L’adaptation d’un fait divers, un scénario propice à saisir le spectateur, un beau décor associé à des scènes épiques, des émotions fortes, ce genre de film catastrophe teinté de réalisme est généralement un concept qui a tout pour séduire. Mais le réalisateur Baltasar Kormákur a voulu s’éloigner des codes habituels. Pas d’esbroufes hollywoodiennes, de sacrifices héroïques, de sauvetage in extremis. Juste des hommes (et femme), ô combien vulnérable dans un tel environnement, qui veulent braver le danger et supporter des souffrances pénibles. Pourquoi ? Pour repousser toujours plus ses limites ? Par challenge ? Pour se sentir d’avantage vivant ? Pour devenir des héros et rajouter son nom à la liste ? La réponse varie selon les personnes, qui préfèrent l’éluder que répondre franchement. La question est d’ailleurs rapidement survolée, ce qui pourrait être un peu reproché.


Pourquoi il est vrai, affronter de telles souffrances et des risques mortels conséquents?
Idiots ? Masochistes ? Peut-être, mais il n’en demeure pas moins une persévérance, une pugnacité, un courage, et une volonté qu’il faut louer. Et surtout une entraide mutuelle de la part de ces volontaires de l’extrême capable de risquer leur vie pour secourir leur compagnon de route.
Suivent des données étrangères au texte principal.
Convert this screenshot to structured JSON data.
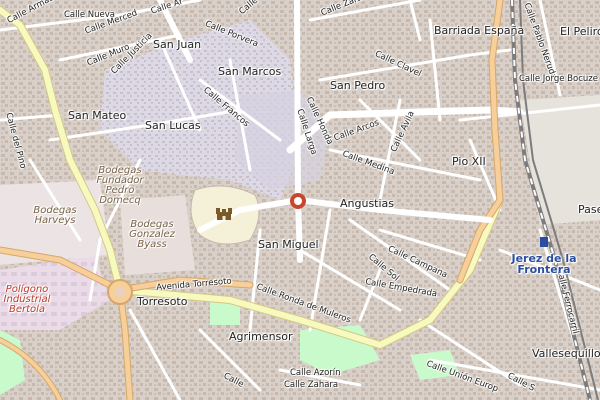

C’est une évidence, l’image est belle. Une beauté auquel le danger implacable qu’elle représente ajoute une aura particulière. Quand la tempête arrive, c’est comme si les grimpeurs s’étaient retrouvés sur une autre planète à la météo apocalyptique et dantesque, une vision cauchemardesque où les repères n’existent plus, où tout autour rugit les éléments déchainés, les chances de survie presque aussi inexistantes que l’horizon voilée.
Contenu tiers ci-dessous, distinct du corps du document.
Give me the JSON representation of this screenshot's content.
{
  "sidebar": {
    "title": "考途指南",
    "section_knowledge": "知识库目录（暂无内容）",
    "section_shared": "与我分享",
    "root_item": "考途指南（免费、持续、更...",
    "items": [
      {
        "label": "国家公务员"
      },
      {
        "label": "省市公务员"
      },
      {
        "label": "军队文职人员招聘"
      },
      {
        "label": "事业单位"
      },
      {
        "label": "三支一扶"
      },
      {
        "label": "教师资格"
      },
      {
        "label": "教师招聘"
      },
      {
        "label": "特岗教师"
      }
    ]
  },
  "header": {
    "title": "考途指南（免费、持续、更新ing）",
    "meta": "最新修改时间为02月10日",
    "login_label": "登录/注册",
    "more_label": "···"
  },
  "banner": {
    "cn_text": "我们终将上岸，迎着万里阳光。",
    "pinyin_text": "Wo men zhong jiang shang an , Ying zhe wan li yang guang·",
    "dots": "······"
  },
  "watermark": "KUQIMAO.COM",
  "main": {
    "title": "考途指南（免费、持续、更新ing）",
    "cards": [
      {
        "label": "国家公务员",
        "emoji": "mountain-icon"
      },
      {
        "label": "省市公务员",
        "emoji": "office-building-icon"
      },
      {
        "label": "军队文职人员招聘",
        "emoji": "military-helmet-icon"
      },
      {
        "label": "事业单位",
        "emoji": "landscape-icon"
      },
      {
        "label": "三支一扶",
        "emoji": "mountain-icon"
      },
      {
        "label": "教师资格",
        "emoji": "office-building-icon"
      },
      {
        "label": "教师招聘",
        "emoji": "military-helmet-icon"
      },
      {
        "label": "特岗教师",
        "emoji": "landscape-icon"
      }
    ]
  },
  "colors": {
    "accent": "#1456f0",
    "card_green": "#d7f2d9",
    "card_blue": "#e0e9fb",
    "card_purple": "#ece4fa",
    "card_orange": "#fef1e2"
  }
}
Le film prend le temps d’installer la situation et les personnages, et se concentre sur l’ascension finale. Cela va presque trop vite, les volontaires parcourent les premiers milliers de mètre, s’arrêtent brièvement dans les monastères tibétains, arrivent très rapidement au dernier camp de base sans que la caméra ne s’attarde vraiment. Paradoxalement, cela peut paraître assez long, car il y a beaucoup de paroles pour présenter les nombreux personnages, trop nombreux pour que l’on s’intéresse à tous, et même que l’on parvienne à identifier qui est qui (et c’est encore pire lorsqu’ils sont en combinaison dans la montagne !). On comprend qu’il y a plusieurs compagnies rivales, avec des méthodes différentes, ce qui occasionne parfois quelques tensions et notamment des problèmes au niveau du matériel. Parmi les personnages principaux, on trouve l’un des guides, cordial envers ses clients, mais ferme en ce qui concerne les questions de sécurité, dont le crédo est de permettre à chacun d’avoir une chance d’arriver au sommet ; un rival (Jake Gyllenhaal ) avec qui il est en bonne entente, qui bien que tout aussi sympathique que son collègue, est moins discipliné par rapport aux risques de la montagne et aurait tendance à trop usé de ses forces. Parmi ses protégés on trouve un homme qui se sent un peu étouffé par sa famille, même s’il l’aime plus que tout ; un autre plus tout jeune qui a déjà tenté l’exploit à plusieurs reprises, et pour qui cette ascension représente la dernière chance de réussite ; un journaliste (le Douglas de « House of cards » venu écrire un article sur ces volontaires qui n’ont pas froid aux yeux; une sympathique asiatique venue rajouter l’Everest à sa liste de palmarès déjà fournie.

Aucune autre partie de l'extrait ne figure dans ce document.